Josh Lerner (Co-Director, The Participatory Budgeting Project) shared this conference announcement via the NCDD listserv:

International Conference: Participatory Budgeting in the US and Canada
March 2012
New York City, NY

From the email:

In a time of widespread budget crises and plummeting trust in government, politicians and community members are searching for more democratic and accountable ways to manage public money. Participatory Budgeting (PB) offers an alternative. PB is a democratic process in which community members directly decide how to spend part of a public budget. The process was first developed in Brazil in 1989, and there are now over 1,000 participatory budgets around the world.

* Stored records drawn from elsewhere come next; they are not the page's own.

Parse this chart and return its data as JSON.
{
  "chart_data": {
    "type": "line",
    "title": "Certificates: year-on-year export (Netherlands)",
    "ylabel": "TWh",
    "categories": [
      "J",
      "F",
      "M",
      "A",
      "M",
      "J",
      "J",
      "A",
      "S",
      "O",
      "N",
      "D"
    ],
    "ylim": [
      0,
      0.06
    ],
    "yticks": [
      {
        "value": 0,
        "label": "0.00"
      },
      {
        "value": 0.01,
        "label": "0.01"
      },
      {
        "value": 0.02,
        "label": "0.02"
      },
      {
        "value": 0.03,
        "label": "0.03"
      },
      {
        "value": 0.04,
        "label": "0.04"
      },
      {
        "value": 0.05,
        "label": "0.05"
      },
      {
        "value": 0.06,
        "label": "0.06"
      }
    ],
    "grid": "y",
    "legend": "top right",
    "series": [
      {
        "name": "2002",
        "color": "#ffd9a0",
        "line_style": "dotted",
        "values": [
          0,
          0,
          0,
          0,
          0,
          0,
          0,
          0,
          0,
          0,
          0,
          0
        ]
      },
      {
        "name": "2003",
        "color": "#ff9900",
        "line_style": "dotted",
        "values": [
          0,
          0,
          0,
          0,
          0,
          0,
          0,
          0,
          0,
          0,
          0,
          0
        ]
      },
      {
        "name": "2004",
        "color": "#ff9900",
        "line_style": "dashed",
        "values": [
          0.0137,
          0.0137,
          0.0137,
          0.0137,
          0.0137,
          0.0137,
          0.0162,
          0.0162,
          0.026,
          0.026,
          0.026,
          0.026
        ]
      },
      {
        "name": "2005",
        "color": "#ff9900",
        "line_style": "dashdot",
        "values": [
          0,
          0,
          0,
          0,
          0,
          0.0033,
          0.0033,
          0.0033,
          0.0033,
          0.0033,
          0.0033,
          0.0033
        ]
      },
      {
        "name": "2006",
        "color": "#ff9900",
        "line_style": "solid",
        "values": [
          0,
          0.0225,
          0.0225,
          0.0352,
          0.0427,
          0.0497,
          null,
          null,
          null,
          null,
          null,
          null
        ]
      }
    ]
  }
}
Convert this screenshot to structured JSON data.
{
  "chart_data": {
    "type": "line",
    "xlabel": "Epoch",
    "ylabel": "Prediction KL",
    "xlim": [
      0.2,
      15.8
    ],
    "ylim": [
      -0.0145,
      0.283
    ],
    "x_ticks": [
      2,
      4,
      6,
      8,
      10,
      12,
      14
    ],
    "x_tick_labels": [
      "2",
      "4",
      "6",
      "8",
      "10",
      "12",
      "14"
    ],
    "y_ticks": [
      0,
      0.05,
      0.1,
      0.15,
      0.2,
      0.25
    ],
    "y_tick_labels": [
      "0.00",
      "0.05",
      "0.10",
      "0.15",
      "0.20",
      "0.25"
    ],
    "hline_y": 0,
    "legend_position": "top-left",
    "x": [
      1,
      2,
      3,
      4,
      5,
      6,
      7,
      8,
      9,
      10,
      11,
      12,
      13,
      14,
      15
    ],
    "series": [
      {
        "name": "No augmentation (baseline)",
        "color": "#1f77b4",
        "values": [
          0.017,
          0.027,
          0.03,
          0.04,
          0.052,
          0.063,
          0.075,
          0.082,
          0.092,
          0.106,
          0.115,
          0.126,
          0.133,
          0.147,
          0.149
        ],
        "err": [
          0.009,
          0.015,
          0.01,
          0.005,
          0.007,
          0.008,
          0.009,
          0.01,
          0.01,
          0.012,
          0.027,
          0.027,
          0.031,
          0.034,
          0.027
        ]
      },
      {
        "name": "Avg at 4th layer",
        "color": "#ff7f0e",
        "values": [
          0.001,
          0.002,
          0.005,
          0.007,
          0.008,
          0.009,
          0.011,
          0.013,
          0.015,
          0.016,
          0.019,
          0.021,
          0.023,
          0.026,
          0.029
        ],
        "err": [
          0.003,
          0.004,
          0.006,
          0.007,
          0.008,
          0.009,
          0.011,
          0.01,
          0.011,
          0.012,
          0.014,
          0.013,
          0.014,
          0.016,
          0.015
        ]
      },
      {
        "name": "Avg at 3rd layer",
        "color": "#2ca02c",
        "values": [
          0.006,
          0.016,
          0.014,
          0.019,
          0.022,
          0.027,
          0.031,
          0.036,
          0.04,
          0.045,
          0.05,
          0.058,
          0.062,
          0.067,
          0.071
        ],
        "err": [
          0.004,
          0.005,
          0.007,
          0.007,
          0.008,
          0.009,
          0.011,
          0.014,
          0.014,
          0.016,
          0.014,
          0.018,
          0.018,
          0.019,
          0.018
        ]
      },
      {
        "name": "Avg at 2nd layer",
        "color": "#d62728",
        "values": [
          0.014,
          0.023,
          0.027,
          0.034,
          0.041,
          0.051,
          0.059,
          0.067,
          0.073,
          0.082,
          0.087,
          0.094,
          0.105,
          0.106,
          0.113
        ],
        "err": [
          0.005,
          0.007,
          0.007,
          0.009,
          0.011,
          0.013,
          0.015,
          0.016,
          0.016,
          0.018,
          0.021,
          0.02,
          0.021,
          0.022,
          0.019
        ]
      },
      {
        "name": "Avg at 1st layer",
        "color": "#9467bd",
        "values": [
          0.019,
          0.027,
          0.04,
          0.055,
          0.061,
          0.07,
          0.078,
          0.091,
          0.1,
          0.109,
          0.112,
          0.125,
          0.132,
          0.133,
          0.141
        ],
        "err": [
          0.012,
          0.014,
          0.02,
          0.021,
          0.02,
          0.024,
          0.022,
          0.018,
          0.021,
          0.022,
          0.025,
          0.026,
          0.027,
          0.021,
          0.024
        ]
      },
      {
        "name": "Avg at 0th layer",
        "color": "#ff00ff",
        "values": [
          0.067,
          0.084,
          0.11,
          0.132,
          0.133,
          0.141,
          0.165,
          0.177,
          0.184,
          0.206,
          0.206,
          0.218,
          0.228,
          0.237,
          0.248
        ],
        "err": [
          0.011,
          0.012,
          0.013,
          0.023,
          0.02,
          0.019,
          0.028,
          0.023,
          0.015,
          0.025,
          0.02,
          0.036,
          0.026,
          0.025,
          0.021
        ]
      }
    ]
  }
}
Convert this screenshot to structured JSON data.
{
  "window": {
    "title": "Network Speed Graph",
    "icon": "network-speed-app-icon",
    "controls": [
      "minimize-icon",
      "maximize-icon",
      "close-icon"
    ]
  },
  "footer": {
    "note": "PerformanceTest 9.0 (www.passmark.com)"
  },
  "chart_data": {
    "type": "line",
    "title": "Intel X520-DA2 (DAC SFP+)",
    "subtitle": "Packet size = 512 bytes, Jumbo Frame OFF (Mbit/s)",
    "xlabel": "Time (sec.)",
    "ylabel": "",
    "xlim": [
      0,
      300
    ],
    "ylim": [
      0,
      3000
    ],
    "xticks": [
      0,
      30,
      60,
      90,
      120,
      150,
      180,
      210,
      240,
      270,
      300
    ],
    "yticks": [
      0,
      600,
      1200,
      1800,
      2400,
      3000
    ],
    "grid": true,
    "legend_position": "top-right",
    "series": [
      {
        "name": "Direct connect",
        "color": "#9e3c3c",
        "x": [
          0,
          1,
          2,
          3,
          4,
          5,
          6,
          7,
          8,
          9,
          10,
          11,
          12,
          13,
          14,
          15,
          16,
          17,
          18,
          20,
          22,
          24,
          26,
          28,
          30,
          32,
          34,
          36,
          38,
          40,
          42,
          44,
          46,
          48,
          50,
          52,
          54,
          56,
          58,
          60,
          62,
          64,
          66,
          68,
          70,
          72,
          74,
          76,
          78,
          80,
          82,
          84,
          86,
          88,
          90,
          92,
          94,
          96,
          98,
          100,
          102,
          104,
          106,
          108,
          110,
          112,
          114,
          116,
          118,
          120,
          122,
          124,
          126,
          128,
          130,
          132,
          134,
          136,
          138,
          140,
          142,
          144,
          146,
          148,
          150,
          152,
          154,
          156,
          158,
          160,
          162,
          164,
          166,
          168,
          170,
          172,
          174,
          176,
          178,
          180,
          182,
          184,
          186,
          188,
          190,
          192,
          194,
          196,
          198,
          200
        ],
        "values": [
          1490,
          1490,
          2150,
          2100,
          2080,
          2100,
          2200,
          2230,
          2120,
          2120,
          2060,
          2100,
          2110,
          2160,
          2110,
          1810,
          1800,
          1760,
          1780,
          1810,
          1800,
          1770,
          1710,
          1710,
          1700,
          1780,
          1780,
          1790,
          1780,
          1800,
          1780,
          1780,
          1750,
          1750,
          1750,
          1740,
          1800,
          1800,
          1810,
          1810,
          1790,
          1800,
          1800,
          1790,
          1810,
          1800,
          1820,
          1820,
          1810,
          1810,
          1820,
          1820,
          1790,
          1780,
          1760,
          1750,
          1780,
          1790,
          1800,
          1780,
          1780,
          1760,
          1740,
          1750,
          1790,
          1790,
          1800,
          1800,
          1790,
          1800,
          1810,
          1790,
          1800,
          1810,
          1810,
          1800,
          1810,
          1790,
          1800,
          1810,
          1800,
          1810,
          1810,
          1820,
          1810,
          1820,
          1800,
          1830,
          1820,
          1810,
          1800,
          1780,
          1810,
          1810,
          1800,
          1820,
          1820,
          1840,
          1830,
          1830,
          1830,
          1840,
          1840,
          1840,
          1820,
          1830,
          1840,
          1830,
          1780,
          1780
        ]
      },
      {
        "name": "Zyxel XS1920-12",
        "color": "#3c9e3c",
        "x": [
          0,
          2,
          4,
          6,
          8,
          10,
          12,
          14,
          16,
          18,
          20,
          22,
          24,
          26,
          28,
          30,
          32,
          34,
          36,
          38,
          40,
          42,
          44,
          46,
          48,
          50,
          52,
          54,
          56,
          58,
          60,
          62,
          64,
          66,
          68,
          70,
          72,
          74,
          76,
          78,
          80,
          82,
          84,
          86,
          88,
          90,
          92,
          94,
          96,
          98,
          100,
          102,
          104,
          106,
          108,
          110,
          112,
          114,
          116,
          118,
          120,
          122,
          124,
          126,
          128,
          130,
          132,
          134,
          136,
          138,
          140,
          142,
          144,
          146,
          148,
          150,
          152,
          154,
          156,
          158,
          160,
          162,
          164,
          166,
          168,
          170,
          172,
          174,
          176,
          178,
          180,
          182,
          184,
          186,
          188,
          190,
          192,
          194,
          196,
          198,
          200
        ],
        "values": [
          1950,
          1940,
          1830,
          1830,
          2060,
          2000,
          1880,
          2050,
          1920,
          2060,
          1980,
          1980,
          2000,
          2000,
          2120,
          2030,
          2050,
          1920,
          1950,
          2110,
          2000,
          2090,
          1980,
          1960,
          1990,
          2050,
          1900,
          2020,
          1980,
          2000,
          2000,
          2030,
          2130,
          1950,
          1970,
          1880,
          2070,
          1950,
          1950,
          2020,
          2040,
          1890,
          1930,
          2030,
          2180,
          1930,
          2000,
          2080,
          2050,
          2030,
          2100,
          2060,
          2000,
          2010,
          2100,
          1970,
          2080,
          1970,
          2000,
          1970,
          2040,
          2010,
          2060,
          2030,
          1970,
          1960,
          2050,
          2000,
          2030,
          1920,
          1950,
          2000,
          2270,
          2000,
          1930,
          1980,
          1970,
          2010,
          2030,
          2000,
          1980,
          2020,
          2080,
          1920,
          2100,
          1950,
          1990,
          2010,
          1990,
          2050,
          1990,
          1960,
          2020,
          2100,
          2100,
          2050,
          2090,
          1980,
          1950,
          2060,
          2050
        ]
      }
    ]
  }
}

Most are for city budgets, but counties, states, towns, housing authorities, schools, and other institutions have also used PB to open up public spending to public participation.

PB is now common in Latin America, Europe, Asia, and Africa – and in some cases even required by law. Yet it has only recently appeared on the radar in the US and Canada, with a few Canadian processes starting in 2001 and some initial US experiments starting in 2009.

This first regional conference on PB will take place in New York City to allow participants to observe and celebrate the closing of the city’s first PB cycle. The conference will provide a space for participants and organizers of the initial PB processes in the US and Canada to share and reflect on their experiences so far, alongside interested activists, practitioners, and scholars.


Conference Themes

As an opportunity to reflect upon early PB initiatives in the US and Canada, and build new relationships and collaborations between practitioners, the conference will focus on the following questions. We encourage all submissions relating to these and other similar themes.

  1. What is the current state of PB practice in the United States and Canada? How are current experiments progressing and what efforts to establish new PB’s are underway?
  2. What common themes or conditions underlie PB experiences in the US ad Canada?
  3. How do experiences in these countries differ from PB in other parts of the world?
  4. How do PB experiences in the US and Canada inform key ongoing debates on PB worldwide?
  5. How can PB practitioners, activists, and participants in the US and Canada support each others’ efforts?

The call for proposals ends January 1, 2012.

Participation around money and budgets is an exciting field with plenty of opportunities for online engagement, and a lot of good work in that area is already happening around the world. Being based on the West Coast, this conference sounds like a great excuse to visit New York City.